Orso donna des éperons à son cheval; pour rien au monde il n'eût voulu voir les malheureux à qui il venait de donner la mort.
«Tenez, Ors' Anton', dit le bandit s'emparant de la bride du cheval, voulez-vous que je vous parle franchement? Eh bien, sans vous offenser, ces deux pauvres jeunes gens me font de la peine. Je vous prie de m'excuser… Si beaux… si forts… si jeunes!… Orlanduccio avec qui j'ai chassé tant de fois… Il m'a donné, il y a quatre jours, un paquet de cigares… Vincentello, qui était toujours de si belle humeur!… C'est vrai que vous avez fait ce que vous deviez faire… et d'ailleurs le coup est trop beau pour qu'on le regrette… Mais moi, je n'étais pas dans votre vengeance… Je sais que vous avez raison; quand on a un ennemi, il faut s'en défaire. Mais les Barricini, c'est une vieille famille… En voilà encore une qui fausse compagnie!… et par un coup double! c'est piquant.»

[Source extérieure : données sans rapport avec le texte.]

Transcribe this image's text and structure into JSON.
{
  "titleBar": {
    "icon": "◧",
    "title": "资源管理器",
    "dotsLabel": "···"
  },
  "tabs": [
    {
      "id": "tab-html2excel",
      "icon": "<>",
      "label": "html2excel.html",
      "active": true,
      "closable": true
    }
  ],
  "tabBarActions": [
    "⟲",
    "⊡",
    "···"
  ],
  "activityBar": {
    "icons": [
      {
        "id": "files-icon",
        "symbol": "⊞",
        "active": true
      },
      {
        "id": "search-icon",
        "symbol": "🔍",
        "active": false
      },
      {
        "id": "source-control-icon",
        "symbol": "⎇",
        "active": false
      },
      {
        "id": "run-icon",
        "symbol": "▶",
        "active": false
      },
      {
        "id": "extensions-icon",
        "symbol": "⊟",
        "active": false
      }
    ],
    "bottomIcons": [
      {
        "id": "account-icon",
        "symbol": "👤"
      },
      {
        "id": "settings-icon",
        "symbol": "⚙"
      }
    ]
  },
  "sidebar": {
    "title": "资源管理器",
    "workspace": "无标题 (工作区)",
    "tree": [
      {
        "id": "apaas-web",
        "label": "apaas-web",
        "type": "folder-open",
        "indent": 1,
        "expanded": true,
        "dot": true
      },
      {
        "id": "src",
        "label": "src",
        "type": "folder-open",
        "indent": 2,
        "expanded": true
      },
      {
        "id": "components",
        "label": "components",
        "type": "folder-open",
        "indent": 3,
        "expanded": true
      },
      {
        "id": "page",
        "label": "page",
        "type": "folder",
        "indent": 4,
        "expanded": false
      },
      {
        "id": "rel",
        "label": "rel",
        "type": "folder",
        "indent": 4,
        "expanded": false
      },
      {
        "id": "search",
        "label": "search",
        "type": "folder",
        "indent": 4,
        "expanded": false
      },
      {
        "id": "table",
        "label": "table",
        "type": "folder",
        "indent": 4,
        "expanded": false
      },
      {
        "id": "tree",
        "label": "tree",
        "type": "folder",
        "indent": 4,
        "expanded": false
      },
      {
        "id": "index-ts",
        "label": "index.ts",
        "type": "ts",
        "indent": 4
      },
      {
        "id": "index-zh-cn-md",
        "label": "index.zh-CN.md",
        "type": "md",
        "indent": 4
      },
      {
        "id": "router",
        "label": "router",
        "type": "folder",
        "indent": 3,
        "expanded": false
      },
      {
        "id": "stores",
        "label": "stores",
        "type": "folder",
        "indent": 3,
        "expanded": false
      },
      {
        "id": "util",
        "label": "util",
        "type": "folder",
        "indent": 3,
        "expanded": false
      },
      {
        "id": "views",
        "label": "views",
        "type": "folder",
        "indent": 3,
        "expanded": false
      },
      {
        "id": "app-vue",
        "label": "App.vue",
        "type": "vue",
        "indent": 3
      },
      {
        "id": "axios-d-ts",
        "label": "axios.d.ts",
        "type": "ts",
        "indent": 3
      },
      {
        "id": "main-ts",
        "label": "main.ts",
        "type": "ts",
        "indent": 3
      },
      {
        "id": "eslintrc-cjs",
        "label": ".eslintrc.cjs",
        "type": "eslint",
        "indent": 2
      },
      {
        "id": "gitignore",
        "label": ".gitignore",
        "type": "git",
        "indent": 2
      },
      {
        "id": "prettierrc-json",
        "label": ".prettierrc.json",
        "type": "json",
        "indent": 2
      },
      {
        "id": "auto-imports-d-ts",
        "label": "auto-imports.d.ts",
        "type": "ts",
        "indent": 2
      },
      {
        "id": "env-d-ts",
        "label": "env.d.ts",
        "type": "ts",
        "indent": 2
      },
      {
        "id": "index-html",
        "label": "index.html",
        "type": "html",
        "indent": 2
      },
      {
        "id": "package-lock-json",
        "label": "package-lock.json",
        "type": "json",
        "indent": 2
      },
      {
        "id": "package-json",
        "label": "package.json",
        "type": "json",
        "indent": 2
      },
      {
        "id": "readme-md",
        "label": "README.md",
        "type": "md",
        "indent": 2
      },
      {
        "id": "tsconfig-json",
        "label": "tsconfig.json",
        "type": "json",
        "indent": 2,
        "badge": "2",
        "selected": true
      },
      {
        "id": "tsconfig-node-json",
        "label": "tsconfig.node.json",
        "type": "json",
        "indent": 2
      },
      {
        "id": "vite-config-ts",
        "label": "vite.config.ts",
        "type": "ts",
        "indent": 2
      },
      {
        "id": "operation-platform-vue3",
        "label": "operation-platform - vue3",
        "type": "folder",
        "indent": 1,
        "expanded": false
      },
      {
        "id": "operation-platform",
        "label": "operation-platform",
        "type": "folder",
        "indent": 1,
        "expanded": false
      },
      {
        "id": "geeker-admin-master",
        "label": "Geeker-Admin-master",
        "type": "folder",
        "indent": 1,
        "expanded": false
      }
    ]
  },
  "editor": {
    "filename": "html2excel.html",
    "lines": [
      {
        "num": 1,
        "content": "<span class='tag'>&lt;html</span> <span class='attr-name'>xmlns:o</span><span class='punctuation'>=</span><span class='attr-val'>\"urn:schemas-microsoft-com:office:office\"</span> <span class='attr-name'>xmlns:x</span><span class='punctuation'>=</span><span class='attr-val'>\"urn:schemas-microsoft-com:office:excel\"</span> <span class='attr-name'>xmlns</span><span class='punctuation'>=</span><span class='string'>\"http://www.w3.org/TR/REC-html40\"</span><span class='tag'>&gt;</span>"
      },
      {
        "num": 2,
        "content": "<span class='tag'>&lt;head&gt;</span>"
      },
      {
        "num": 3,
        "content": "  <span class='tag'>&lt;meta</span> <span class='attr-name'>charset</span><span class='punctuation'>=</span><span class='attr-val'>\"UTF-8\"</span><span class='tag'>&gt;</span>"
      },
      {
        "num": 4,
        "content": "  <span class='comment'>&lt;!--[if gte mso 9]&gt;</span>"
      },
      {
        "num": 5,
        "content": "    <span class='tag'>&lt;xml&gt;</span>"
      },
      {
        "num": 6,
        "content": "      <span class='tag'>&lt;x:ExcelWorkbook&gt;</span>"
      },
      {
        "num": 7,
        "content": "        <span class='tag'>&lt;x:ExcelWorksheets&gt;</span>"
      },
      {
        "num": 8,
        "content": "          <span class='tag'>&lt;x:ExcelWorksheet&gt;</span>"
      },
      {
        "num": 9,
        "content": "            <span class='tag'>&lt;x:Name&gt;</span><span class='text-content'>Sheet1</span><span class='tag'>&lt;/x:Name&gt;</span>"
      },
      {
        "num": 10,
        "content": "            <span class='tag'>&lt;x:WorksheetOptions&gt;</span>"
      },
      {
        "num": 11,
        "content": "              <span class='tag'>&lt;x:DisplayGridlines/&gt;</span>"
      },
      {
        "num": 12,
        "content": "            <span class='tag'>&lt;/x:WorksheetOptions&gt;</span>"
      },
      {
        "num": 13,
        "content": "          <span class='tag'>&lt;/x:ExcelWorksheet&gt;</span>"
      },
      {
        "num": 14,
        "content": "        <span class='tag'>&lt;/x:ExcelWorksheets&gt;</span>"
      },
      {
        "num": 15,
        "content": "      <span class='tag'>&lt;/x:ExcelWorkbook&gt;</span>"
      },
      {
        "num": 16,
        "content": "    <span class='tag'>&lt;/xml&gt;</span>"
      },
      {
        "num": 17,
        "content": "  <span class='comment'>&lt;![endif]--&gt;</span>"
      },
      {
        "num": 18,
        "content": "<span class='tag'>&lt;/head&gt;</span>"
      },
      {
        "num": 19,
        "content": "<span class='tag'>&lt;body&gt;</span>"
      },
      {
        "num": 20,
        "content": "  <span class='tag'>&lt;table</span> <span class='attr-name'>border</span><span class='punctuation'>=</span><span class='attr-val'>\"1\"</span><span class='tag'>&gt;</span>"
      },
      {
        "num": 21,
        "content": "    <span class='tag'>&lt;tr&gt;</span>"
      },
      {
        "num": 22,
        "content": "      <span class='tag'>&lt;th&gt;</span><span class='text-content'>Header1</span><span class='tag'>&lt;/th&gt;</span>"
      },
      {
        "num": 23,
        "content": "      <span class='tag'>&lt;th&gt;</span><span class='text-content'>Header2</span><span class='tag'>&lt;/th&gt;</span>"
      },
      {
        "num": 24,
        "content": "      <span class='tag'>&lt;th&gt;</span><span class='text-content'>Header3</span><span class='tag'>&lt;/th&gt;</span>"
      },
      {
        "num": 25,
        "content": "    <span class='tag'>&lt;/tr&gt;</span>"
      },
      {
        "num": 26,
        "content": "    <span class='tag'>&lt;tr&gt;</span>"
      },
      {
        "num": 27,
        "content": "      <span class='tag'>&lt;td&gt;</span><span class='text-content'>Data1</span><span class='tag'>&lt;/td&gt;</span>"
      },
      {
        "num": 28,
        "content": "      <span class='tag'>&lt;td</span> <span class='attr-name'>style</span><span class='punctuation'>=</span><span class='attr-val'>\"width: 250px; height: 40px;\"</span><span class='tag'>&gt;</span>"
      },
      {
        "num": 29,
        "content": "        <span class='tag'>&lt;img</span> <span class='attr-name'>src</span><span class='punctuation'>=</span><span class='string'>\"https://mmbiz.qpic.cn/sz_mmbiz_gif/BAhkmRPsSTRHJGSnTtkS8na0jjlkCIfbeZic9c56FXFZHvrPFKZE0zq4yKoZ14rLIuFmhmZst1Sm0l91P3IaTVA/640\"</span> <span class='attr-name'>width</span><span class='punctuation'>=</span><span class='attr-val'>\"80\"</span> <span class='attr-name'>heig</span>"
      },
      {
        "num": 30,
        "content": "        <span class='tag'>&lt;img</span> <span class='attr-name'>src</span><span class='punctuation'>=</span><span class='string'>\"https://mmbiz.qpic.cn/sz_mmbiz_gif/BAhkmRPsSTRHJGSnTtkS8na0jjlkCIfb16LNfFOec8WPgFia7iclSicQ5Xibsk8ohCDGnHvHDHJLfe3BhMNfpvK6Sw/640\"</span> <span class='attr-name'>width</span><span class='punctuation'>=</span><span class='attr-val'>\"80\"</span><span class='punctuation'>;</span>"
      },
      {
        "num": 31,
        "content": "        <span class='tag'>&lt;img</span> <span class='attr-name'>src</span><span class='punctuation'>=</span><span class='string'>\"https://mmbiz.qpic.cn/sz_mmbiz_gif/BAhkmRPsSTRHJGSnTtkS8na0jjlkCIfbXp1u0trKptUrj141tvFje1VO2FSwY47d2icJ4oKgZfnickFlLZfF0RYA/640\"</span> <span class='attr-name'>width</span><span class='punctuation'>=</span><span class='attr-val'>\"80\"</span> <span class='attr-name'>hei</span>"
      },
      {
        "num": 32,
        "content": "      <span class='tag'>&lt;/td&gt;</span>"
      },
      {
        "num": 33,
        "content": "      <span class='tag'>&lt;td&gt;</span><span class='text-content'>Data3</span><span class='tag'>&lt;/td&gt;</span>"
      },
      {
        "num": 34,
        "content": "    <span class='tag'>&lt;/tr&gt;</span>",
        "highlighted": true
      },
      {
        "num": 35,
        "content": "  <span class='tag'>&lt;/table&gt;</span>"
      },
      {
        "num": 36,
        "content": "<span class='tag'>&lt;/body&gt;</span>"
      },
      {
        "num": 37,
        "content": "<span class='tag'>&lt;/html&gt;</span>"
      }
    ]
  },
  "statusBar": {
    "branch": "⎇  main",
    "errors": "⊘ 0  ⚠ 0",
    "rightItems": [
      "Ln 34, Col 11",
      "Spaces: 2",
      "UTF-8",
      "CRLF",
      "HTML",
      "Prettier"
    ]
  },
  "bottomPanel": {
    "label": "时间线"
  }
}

Faisant ainsi l'oraison funèbre des Barricini, Brandolaccio conduisait en hâte Orso, Chilina, et le chien Brusco vers le maquis de la Stazzona.
XVIII
Cependant Colomba, peu après le départ d'Orso, avait appris par ses espions que les Barricini tenaient la campagne, et, dès ce moment, elle fut en proie à une vive inquiétude. On la voyait parcourir la maison en tous sens, allant de la cuisine aux chambres préparées pour ses hôtes, ne faisant rien et toujours occupée, s'arrêtant sans cesse pour regarder si elle n'apercevait pas dans le village un mouvement inusité. Vers onze heures une cavalcade assez nombreuse entra dans Pietranera; c'étaient le colonel, sa fille, leurs domestiques et leur guide. En les recevant, le premier mot de Colomba fut: «Avez-vous vu mon frère?» Puis elle demanda au guide quel chemin ils avaient pris, à quelle heure ils étaient partis; et, sur ses réponses, elle ne pouvait comprendre qu'ils ne se fussent pas rencontrés.
«Peut-être que votre frère aura pris par le haut, dit le guide; nous, nous sommes venus par le bas.»